A sei mesi dall’istituzione da parte del Comune di Palermo del tavolo tecnico sui mercatini itineranti di cui fanno parte l’Assessore alle Attività Produttive, Giuliano Forzinetti, i componenti della VI Commissione Consiliare guidati dal Presidente Ottavio Zacco, i dirigenti e funzionari dell’Assessorato alle Attività Produttive, il Comando della Polizia Municipale, la RAP che gestisce il servizio di igiene ambientale e le associazioni di categoria, Confimprese Palermo che ha preso parte attiva agli incontri, traccia un primo bilancio.

Il tavolo tecnico è stato istituito con il compito di affrontare i temi legati alla gestione e organizzazione dei mercatini, individuando soluzioni condivise per migliorare l’igiene, la sicurezza, la viabilità e il decoro urbano. Tra gli obiettivi anche la possibilità di valutare il trasferimento di alcuni mercati in aree più idonee.


“L’avvio del tavolo tecnico voluto dal Sindaco sui mercati rionali – dice il presidente Confimprese Palermo Giovanni Felice- dopo anni di immobilismo, grazie al lavoro svolto al suo interno, fa registrare i primi segnali concreti di sblocco del sistema mercatale”.

Quali i temi affrontati?

Per Confimprese Palermo, “Sono state risolte due questioni fondamentali: lo stop ai bandi per l’assegnazione dei nuovi posteggi e la riduzione dei diritti di segreteria, passati da 180 a 50 euro.

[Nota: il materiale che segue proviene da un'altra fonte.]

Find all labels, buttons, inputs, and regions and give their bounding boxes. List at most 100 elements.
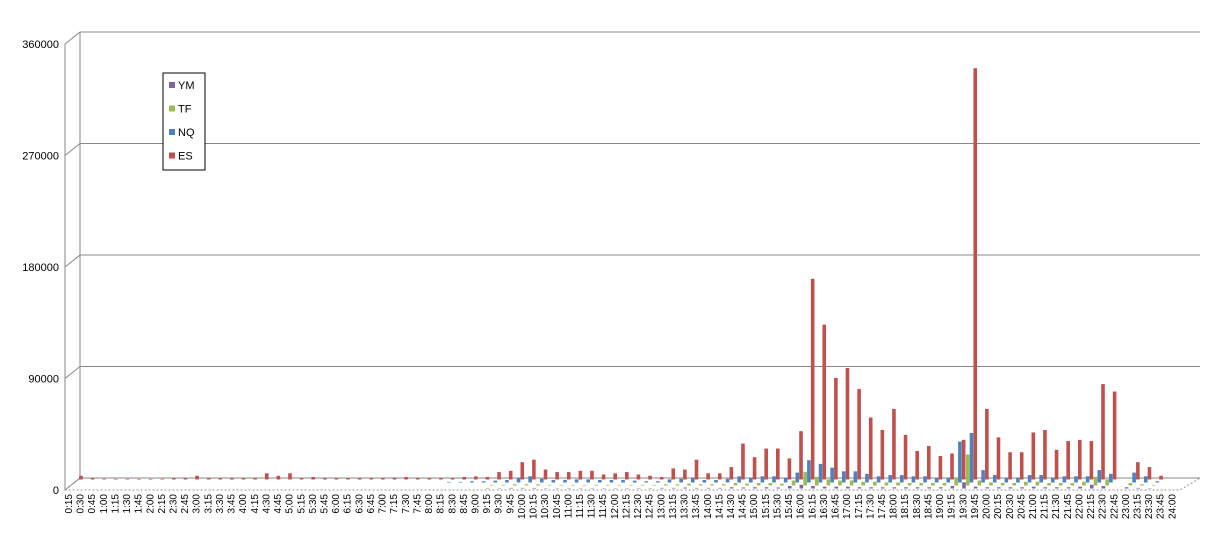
bar bbox=[706, 487, 711, 489]
bar bbox=[1043, 429, 1047, 480]
bar bbox=[160, 478, 165, 480]
x-tick-label: 14:15 bbox=[714, 494, 725, 519]
legend-label: ES bbox=[178, 151, 193, 163]
x-tick-label: 5:15 bbox=[296, 494, 307, 514]
x-tick-label: 0:45 bbox=[87, 494, 98, 514]
bar bbox=[439, 478, 443, 480]
bar bbox=[671, 468, 676, 480]
bar bbox=[462, 477, 467, 480]
bar bbox=[505, 480, 509, 483]
bar bbox=[1000, 483, 1005, 486]
x-tick-label: 16:00 bbox=[796, 494, 807, 519]
bar bbox=[1147, 467, 1152, 480]
bar bbox=[1082, 481, 1086, 486]
x-tick-label: 0:30 bbox=[76, 494, 87, 514]
y-tick-label: 180000 bbox=[22, 262, 59, 274]
x-tick-label: 19:00 bbox=[935, 494, 946, 519]
x-tick-label: 16:15 bbox=[807, 494, 818, 519]
bar bbox=[509, 487, 513, 489]
bar bbox=[787, 486, 792, 489]
x-tick-label: 5:30 bbox=[308, 494, 319, 514]
bar bbox=[392, 477, 397, 480]
bar bbox=[512, 484, 517, 486]
bar bbox=[1155, 481, 1160, 483]
x-tick-label: 9:30 bbox=[494, 494, 505, 514]
bar bbox=[783, 477, 788, 483]
x-tick-label: 22:15 bbox=[1086, 494, 1097, 519]
bar bbox=[532, 459, 536, 480]
bar bbox=[903, 434, 908, 480]
x-tick-label: 4:00 bbox=[238, 494, 249, 514]
bar bbox=[927, 487, 931, 489]
bar bbox=[1008, 487, 1013, 489]
x-tick-label: 10:00 bbox=[517, 494, 528, 519]
bar bbox=[934, 477, 939, 483]
bar bbox=[427, 478, 432, 480]
bar bbox=[764, 487, 769, 489]
bar bbox=[845, 368, 850, 480]
bar bbox=[737, 476, 742, 483]
x-tick-label: 19:15 bbox=[947, 494, 958, 519]
x-tick-label: 21:00 bbox=[1028, 494, 1039, 519]
bar bbox=[954, 478, 958, 486]
bar bbox=[311, 477, 316, 480]
bar bbox=[1124, 487, 1129, 489]
bar bbox=[1085, 476, 1090, 483]
bar bbox=[1062, 476, 1067, 483]
bar bbox=[172, 478, 176, 480]
x-tick-label: 20:00 bbox=[982, 494, 993, 519]
bar bbox=[1105, 479, 1109, 486]
bar bbox=[516, 477, 521, 483]
x-tick-label: 8:30 bbox=[447, 494, 458, 514]
bar bbox=[571, 484, 575, 486]
legend-swatch bbox=[169, 152, 175, 159]
bar bbox=[876, 476, 881, 483]
bar bbox=[888, 475, 892, 483]
bar bbox=[942, 483, 947, 486]
bar bbox=[880, 429, 885, 480]
bar bbox=[981, 470, 985, 483]
y-tick-label: 90000 bbox=[28, 374, 59, 386]
bar bbox=[474, 476, 478, 480]
x-tick-label: 15:30 bbox=[772, 494, 783, 519]
bar bbox=[714, 480, 718, 483]
bars bbox=[79, 68, 1163, 489]
bar bbox=[729, 467, 734, 480]
bar bbox=[125, 478, 130, 480]
bar bbox=[629, 484, 633, 486]
x-tick-label: 3:30 bbox=[215, 494, 226, 514]
x-tick-label: 0:15 bbox=[64, 494, 75, 514]
bar bbox=[566, 472, 571, 480]
bar bbox=[992, 475, 997, 483]
bar bbox=[776, 448, 780, 480]
bar bbox=[741, 487, 746, 489]
x-tick-label: 17:00 bbox=[842, 494, 853, 519]
x-tick-label: 2:45 bbox=[180, 494, 191, 514]
bar bbox=[733, 483, 738, 486]
bar bbox=[458, 481, 463, 483]
bar bbox=[702, 480, 707, 483]
bar bbox=[264, 473, 269, 480]
bar bbox=[985, 408, 989, 480]
bar bbox=[865, 473, 869, 483]
bar bbox=[690, 477, 695, 483]
grid-line bbox=[64, 477, 81, 491]
x-tick-label: 9:15 bbox=[482, 494, 493, 514]
bar bbox=[822, 324, 827, 480]
bar bbox=[1136, 487, 1141, 489]
bar bbox=[102, 478, 106, 480]
bar bbox=[853, 471, 858, 483]
x-tick-label: 17:30 bbox=[865, 494, 876, 519]
bar bbox=[926, 446, 931, 480]
grid-line bbox=[64, 31, 81, 45]
bar bbox=[113, 478, 118, 480]
bar bbox=[605, 484, 610, 486]
bar bbox=[962, 482, 966, 489]
bar bbox=[1008, 452, 1012, 480]
x-tick-label: 21:15 bbox=[1040, 494, 1051, 519]
bar bbox=[1136, 462, 1140, 480]
x-tick-label: 6:45 bbox=[366, 494, 377, 514]
x-tick-label: 7:00 bbox=[378, 494, 389, 514]
bar bbox=[830, 467, 834, 483]
x-tick-label: 5:00 bbox=[285, 494, 296, 514]
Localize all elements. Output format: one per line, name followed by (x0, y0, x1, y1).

Interventi attesi da tempo, che consentono di rimettere in moto un settore rimasto fermo troppo a lungo”. Ma c’è di più. “La salvaguardia dei mercati più remunerativi – ha dichiarato il Presidente di Confimprese Palermo Giovanni Felice – all’interno del percorso di riorganizzazione, è fondamentale e serve affermare un principio chiaro che è alla base del progetto di riqualificazione dei mercati, che vale in ogni realtà: i mercati che garantiscono redditività agli operatori non devono essere indeboliti o penalizzati.


Ogni ipotesi di accorpamento o riorganizzazione dovrà partire dalla tutela del valore economico dei posteggi e della sostenibilità delle imprese. La riorganizzazione può essere un’opportunità solo se migliora le condizioni esistenti, non se le riduce.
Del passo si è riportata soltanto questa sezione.